El despertador sonó a las 6:30, como siempre.
Pero él no se levantó.
Se quedó en la cama con los ojos abiertos, fijos en el techo, como si esperara que el mundo dejara de girar.
No era cansancio.
Era vacío.
Ese día no fue al trabajo. No avisó. No encendió el celular.
Simplemente… no pudo.
Elena se preparó como siempre. Se maquilló frente al espejo, se peinó, eligió una blusa elegante. No preguntó si él estaba bien. Solo dijo:
—Nos vemos más tarde.
Él no respondió.
Ni siquiera la miró.
Solo escuchó el sonido de la puerta cerrándose. Como si sellara un ataúd.
Se quedó solo. Y el silencio de la casa lo abrazó como nunca antes.
Ese día no comió. No se bañó. No tocó su guitarra. No escribió.
Solo se sentó en el suelo, contra la pared, con los ojos vacíos.
Las horas pasaron como fantasmas.
Vio la luz del sol moverse por la ventana, sin sentirla.
Escuchó a los vecinos reír, sin envidia ni rabia.
Solo con un dolor mudo, como quien observa la vida desde detrás de un cristal roto.
Por la tarde, recibió un mensaje de su madre:
"Hijo, ¿estás bien? No has respondido desde hace días."
Lo leyó. No supo qué decir.
Simplemente apagó el celular otra vez.
Era la primera vez en su vida que no sentía el impulso de fingir que estaba bien.
Porque ya no tenía a quién fingirle.
Cayó la noche, y con ella, una tormenta.
Llovía fuerte. Los truenos sacudían los vidrios.
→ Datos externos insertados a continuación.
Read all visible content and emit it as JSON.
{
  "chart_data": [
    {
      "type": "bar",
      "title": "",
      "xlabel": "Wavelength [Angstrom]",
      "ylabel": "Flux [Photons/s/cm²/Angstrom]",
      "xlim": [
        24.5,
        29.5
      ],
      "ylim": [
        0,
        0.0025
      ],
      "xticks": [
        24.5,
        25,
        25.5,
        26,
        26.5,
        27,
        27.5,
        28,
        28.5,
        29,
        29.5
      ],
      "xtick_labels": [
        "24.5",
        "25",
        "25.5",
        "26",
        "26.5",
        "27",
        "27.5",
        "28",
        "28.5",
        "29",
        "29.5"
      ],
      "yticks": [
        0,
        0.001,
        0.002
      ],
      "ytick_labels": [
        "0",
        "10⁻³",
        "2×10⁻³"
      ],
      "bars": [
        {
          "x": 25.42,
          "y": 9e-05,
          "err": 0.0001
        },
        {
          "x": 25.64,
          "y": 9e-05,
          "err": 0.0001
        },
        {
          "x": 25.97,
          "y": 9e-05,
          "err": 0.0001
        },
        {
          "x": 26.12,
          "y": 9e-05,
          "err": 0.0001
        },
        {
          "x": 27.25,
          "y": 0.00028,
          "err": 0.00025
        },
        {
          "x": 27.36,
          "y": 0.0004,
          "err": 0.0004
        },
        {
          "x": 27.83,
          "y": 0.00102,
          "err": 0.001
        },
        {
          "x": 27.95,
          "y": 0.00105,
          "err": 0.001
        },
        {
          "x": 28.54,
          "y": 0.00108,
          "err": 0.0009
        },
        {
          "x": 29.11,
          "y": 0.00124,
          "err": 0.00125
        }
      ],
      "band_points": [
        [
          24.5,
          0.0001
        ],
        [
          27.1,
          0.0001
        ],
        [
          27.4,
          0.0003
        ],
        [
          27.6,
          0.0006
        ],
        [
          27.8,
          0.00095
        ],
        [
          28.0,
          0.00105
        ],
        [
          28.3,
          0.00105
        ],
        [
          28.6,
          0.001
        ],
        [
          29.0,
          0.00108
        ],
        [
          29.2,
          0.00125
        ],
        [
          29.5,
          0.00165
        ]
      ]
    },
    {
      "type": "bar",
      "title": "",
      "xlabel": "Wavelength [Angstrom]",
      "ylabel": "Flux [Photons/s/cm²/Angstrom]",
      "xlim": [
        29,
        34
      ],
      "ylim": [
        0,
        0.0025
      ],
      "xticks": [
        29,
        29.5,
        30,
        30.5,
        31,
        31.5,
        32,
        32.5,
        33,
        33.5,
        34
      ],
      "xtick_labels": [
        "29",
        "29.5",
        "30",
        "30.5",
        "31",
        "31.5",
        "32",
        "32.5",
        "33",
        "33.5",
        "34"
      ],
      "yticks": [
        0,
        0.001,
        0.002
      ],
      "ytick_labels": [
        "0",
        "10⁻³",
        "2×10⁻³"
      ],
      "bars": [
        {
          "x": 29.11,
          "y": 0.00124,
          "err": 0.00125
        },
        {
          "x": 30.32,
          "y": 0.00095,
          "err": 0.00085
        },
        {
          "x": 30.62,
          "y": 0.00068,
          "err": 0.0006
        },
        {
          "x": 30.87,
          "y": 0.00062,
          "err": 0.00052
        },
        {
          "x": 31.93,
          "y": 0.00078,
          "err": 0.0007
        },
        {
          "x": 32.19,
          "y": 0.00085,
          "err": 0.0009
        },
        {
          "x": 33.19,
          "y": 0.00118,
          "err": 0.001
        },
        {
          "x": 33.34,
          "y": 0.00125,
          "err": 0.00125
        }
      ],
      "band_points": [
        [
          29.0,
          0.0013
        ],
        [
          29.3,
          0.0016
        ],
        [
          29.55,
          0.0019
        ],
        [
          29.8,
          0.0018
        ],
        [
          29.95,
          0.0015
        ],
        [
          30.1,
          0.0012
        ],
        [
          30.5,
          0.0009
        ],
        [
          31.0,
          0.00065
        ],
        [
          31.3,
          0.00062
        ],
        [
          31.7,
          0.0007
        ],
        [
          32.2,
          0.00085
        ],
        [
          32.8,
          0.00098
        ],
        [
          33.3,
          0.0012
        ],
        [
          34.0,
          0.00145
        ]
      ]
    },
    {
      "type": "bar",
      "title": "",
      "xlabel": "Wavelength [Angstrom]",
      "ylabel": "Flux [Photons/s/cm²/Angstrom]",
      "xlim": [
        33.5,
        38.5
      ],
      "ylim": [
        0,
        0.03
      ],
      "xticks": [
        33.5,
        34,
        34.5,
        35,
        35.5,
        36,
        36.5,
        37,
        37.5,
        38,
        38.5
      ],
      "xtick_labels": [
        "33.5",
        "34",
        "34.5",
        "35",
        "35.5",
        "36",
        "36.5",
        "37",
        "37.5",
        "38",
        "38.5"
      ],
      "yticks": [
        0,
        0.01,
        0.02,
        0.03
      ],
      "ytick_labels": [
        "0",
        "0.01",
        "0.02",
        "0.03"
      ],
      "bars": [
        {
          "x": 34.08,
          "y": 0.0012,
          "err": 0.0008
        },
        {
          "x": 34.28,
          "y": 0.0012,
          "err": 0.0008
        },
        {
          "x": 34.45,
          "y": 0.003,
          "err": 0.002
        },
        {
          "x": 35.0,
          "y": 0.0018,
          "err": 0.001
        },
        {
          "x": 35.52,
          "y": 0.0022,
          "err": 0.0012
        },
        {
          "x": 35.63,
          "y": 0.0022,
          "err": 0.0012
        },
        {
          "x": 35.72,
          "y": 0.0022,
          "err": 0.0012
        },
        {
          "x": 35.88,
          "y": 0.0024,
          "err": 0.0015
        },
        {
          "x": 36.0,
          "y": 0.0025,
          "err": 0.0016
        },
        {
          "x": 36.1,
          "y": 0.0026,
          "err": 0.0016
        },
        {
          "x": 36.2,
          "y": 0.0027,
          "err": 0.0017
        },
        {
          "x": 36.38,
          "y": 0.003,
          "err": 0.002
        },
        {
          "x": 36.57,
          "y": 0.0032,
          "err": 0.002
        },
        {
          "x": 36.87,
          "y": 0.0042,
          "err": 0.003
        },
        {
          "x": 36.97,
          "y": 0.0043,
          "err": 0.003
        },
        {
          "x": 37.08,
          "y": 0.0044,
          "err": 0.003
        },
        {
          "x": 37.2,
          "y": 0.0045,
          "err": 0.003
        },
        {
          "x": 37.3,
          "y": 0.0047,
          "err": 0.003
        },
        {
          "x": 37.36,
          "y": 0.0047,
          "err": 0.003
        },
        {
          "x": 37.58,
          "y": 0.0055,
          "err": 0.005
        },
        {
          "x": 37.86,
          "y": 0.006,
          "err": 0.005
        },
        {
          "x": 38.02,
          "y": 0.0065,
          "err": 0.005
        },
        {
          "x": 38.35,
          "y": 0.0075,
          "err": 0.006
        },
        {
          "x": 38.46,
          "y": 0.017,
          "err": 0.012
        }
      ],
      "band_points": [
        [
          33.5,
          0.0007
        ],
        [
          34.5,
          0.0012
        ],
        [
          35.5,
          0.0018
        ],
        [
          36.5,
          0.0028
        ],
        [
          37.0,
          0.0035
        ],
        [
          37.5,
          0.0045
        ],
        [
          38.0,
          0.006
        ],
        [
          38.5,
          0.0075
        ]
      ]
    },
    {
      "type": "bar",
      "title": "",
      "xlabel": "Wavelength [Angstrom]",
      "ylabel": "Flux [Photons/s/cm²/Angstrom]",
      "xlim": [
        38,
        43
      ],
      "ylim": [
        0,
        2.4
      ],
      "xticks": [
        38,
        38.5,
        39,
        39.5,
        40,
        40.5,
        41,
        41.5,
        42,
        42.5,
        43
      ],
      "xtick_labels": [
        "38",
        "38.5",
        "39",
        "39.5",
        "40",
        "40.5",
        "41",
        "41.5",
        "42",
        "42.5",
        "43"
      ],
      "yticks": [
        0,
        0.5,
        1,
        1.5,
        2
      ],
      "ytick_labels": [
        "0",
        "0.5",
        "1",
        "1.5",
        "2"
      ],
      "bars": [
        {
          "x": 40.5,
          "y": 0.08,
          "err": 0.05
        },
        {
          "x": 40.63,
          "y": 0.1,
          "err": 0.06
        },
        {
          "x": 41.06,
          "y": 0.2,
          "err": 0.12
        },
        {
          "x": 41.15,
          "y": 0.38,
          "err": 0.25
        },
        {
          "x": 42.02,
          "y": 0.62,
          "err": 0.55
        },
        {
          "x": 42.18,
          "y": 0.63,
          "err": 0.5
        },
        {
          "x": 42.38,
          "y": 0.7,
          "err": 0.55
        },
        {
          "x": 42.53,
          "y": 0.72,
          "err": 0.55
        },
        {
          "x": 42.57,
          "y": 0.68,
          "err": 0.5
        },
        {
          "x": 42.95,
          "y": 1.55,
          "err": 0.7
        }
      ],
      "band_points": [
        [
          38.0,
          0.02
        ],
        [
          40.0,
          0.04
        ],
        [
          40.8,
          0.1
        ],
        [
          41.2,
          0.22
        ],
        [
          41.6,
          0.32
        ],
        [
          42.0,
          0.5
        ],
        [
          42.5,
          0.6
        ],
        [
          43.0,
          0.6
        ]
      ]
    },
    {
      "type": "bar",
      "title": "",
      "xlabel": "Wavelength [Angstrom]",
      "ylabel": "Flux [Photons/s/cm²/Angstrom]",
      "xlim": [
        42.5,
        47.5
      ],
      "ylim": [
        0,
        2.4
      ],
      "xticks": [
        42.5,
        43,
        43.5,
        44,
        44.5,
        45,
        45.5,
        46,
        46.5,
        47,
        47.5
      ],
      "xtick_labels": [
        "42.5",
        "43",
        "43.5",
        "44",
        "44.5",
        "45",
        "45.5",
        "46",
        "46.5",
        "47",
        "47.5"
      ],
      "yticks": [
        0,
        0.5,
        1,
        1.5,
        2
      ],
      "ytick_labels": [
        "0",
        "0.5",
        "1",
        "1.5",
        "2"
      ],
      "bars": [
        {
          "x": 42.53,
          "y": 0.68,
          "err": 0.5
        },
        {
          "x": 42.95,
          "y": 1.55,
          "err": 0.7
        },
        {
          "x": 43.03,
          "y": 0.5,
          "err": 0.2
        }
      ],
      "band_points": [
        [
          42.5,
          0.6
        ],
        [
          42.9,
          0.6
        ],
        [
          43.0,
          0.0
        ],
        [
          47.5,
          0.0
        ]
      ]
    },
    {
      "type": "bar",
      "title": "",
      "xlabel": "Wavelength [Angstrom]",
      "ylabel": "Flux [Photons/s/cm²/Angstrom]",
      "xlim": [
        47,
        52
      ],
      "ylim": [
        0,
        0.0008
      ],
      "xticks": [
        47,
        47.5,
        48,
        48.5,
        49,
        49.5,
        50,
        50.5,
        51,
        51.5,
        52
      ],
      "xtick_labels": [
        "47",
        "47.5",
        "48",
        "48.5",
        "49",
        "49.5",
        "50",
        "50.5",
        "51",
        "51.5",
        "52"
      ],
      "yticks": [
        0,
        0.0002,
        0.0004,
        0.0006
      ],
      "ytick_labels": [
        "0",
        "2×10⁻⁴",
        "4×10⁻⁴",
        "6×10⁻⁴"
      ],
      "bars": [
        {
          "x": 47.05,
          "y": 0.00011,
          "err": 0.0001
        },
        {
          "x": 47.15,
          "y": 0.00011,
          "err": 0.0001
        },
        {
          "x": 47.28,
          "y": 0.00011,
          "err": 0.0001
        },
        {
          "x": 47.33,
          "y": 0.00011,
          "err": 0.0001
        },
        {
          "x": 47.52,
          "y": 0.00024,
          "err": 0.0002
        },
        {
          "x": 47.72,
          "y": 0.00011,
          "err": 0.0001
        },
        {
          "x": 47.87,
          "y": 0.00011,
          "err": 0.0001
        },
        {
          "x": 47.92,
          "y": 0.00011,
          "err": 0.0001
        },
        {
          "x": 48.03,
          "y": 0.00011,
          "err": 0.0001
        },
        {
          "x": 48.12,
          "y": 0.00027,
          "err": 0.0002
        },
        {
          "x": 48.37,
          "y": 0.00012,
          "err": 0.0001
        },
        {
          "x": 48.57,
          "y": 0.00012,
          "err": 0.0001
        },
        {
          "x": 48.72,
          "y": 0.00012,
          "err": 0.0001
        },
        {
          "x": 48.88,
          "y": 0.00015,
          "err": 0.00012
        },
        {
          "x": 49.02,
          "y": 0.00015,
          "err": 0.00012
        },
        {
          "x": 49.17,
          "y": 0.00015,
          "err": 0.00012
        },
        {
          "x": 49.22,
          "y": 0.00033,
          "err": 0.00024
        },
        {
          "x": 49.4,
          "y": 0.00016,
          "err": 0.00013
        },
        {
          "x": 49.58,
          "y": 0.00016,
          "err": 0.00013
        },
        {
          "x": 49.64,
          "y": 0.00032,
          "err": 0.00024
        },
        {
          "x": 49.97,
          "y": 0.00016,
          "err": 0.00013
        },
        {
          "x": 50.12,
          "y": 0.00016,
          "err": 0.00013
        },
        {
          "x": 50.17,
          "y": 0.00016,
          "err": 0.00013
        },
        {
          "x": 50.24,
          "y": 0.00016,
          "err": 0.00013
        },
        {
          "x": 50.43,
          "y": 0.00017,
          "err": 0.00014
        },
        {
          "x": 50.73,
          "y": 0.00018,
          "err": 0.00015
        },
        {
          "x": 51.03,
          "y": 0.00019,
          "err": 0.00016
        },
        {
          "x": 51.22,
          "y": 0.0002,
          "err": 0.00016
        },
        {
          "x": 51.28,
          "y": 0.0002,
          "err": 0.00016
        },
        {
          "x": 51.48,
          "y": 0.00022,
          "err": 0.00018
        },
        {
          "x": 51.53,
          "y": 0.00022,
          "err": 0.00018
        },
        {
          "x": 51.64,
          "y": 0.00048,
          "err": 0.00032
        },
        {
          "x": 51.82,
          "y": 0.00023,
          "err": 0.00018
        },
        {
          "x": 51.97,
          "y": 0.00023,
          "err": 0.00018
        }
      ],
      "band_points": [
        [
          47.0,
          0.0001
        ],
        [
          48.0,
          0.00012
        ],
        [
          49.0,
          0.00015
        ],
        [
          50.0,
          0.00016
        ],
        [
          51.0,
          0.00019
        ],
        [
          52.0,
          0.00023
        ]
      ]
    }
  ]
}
Y por primera vez en semanas, él lloró.
No como quien descarga una emoción contenida…
Lloró como quien se despide sin palabras.
Como quien se rinde.
Sus manos temblaban. Su pecho ardía.
Se abrazó a sí mismo, como un niño perdido.
Y susurró entre lágrimas:
—No puedo más. No puedo más. No puedo más…
La casa entera parecía llorar con él.
Los cuadros, los muebles, las fotos… todo parecía manchado por su pena.
Y entonces lo supo:
Estaba desapareciendo. Lentamente. Sin que nadie lo notara.